[İsmail Engin] Geçtiğimiz günlerde Alevi camiasında iki önemli gelişme, dikkat çekici tartışmalara yol açtı:
İlk olarak, hükümete muhalif yayın politikasıyla bilinen ve Alevi kimliğiyle öne çıkan Tele1 televizyon kanalı sahibi Merdan Yanardağ’ın, Alevilerin bir kesimine yönelik eleştirel değerlendirmeleri gündeme geldi. Açıklamaların ardından bazı çatı örgütleri hızla bir kınama bildirisi yayımladı. RTÜK, bu gelişmeler üzerine, Tele1 hakkında ivedilikle inceleme - soruşturma başlattı. Öte yandan, aralarında Alevi toplumunun tanınmış isimlerinin de bulunduğu bir grup da Yanardağ’a destek vermek amacıyla imza kampanyası yürüttü.
İkinci olay, sanatçı Erdal Erzincan’ın ibadet diliyle ilgili yaptığı bir değerlendirme üzerine patlak verdi.

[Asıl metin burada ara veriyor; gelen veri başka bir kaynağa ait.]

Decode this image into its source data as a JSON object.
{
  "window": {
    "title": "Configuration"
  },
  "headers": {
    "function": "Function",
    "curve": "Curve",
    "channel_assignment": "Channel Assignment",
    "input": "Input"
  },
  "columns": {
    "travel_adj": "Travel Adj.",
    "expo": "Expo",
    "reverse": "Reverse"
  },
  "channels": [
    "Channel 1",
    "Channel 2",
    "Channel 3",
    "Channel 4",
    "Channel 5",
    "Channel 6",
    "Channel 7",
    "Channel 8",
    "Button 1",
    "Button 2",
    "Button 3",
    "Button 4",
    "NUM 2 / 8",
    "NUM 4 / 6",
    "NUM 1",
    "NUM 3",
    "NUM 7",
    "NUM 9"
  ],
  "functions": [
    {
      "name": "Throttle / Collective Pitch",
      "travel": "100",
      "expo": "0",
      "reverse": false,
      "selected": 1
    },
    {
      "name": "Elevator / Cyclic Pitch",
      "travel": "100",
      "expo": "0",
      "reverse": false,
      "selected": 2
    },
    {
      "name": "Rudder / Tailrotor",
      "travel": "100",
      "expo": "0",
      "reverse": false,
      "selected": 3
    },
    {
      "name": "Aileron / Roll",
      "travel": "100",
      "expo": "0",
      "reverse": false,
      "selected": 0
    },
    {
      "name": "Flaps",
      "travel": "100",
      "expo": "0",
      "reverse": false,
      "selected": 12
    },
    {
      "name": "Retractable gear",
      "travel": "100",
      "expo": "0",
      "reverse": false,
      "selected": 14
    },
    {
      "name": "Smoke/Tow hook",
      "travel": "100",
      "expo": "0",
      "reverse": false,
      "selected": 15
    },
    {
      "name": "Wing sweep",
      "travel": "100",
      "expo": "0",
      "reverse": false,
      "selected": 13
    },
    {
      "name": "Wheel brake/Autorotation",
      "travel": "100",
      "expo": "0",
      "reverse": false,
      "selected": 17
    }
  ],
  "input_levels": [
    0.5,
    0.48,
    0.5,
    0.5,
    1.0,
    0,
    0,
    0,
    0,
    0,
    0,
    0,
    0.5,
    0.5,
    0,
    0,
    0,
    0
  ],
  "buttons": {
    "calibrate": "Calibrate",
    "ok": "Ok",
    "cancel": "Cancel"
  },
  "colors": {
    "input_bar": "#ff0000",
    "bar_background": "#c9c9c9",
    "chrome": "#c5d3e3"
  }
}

Erzincan, bu açıklamaları nedeniyle tehditler aldığını belirtmek zorunda kaldı. Serçeşme ile bağlantılı sosyal medya hesaplarından yapılan açıklamalarla ortam yatıştırıldı.

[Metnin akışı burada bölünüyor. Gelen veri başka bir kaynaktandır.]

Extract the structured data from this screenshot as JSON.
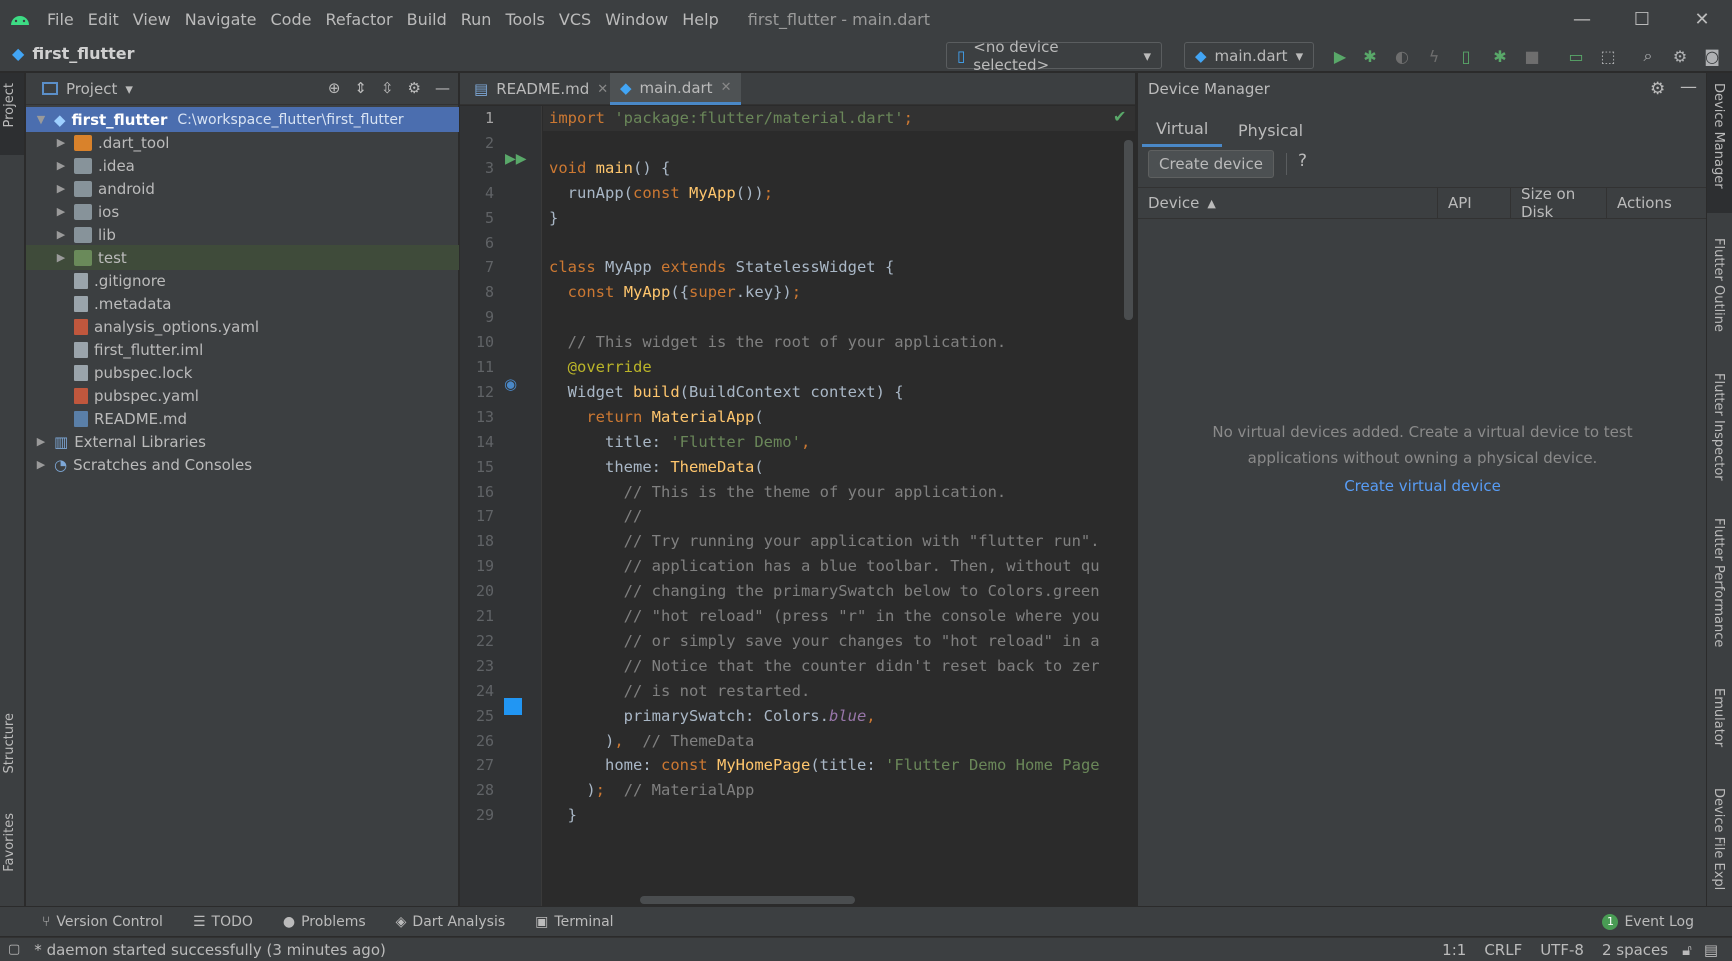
{
  "menubar": {
    "items": [
      "File",
      "Edit",
      "View",
      "Navigate",
      "Code",
      "Refactor",
      "Build",
      "Run",
      "Tools",
      "VCS",
      "Window",
      "Help"
    ],
    "window_title": "first_flutter - main.dart"
  },
  "navbar": {
    "project_name": "first_flutter",
    "device_selector": "<no device selected>",
    "run_config": "main.dart"
  },
  "project_panel": {
    "title": "Project",
    "tree": [
      {
        "label": "first_flutter",
        "path": "C:\\workspace_flutter\\first_flutter"
      },
      {
        "label": ".dart_tool"
      },
      {
        "label": ".idea"
      },
      {
        "label": "android"
      },
      {
        "label": "ios"
      },
      {
        "label": "lib"
      },
      {
        "label": "test"
      },
      {
        "label": ".gitignore"
      },
      {
        "label": ".metadata"
      },
      {
        "label": "analysis_options.yaml"
      },
      {
        "label": "first_flutter.iml"
      },
      {
        "label": "pubspec.lock"
      },
      {
        "label": "pubspec.yaml"
      },
      {
        "label": "README.md"
      },
      {
        "label": "External Libraries"
      },
      {
        "label": "Scratches and Consoles"
      }
    ]
  },
  "left_strip": {
    "project": "Project",
    "structure": "Structure",
    "favorites": "Favorites"
  },
  "right_strip": {
    "device_manager": "Device Manager",
    "flutter_outline": "Flutter Outline",
    "flutter_inspector": "Flutter Inspector",
    "flutter_performance": "Flutter Performance",
    "emulator": "Emulator",
    "device_file_explorer": "Device File Expl"
  },
  "editor": {
    "tabs": [
      {
        "label": "README.md"
      },
      {
        "label": "main.dart"
      }
    ],
    "line_numbers": [
      "1",
      "2",
      "3",
      "4",
      "5",
      "6",
      "7",
      "8",
      "9",
      "10",
      "11",
      "12",
      "13",
      "14",
      "15",
      "16",
      "17",
      "18",
      "19",
      "20",
      "21",
      "22",
      "23",
      "24",
      "25",
      "26",
      "27",
      "28",
      "29"
    ],
    "lines": {
      "l1": "import 'package:flutter/material.dart';",
      "l3": "void main() {",
      "l4": "  runApp(const MyApp());",
      "l5": "}",
      "l7": "class MyApp extends StatelessWidget {",
      "l8": "  const MyApp({super.key});",
      "l10": "  // This widget is the root of your application.",
      "l11": "  @override",
      "l12": "  Widget build(BuildContext context) {",
      "l13": "    return MaterialApp(",
      "l14": "      title: 'Flutter Demo',",
      "l15": "      theme: ThemeData(",
      "l16": "        // This is the theme of your application.",
      "l17": "        //",
      "l18": "        // Try running your application with \"flutter run\".",
      "l19": "        // application has a blue toolbar. Then, without qu",
      "l20": "        // changing the primarySwatch below to Colors.green",
      "l21": "        // \"hot reload\" (press \"r\" in the console where you",
      "l22": "        // or simply save your changes to \"hot reload\" in a",
      "l23": "        // Notice that the counter didn't reset back to zer",
      "l24": "        // is not restarted.",
      "l25": "        primarySwatch: Colors.blue,",
      "l26": "      ),  // ThemeData",
      "l27": "      home: const MyHomePage(title: 'Flutter Demo Home Page",
      "l28": "    );  // MaterialApp",
      "l29": "  }"
    }
  },
  "device_manager": {
    "title": "Device Manager",
    "tabs": [
      "Virtual",
      "Physical"
    ],
    "create_device": "Create device",
    "help": "?",
    "columns": [
      "Device",
      "API",
      "Size on Disk",
      "Actions"
    ],
    "empty_line1": "No virtual devices added. Create a virtual device to test",
    "empty_line2": "applications without owning a physical device.",
    "create_link": "Create virtual device"
  },
  "bottom_tools": [
    "Version Control",
    "TODO",
    "Problems",
    "Dart Analysis",
    "Terminal"
  ],
  "event_log": {
    "count": "1",
    "label": "Event Log"
  },
  "status": {
    "message": "* daemon started successfully (3 minutes ago)",
    "position": "1:1",
    "line_sep": "CRLF",
    "encoding": "UTF-8",
    "indent": "2 spaces"
  },
  "colors": {
    "accent": "#4a88c7",
    "selection": "#4b6eaf",
    "bg": "#2b2b2b",
    "panel": "#3c3f41"
  }
}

Bu tartışmaların gölgesinde, DEM Partisi, CHP ve EMEP’ten siyasetçilerin yanı sıra Avrupa Alevi Birlikleri Konfederasyonu (AABK), Almanya Alevi Birlikleri Federasyonu (AABF) ve BAT temsilcilerinin katılımıyla Berlin’de bir Cemevi’nde “Sözümüz Var” temasıyla Türkiye Barış Konferansı – 2025 düzenlendi.
Yeni Dönemin Ana Aktörleri
2025 itibarıyla Türkiye siyasetinde alışılmadık bir denge şekilleniyor. Daha önce “terörist” veya “ayrılıkçı” olarak nitelendirilen bazı figürler artık “âkil” ya da “kurucu önder” sıfatlarıyla anılıyor. Bu dönüşümün sembol isimlerinden biri, İmralı’daki hükümlü.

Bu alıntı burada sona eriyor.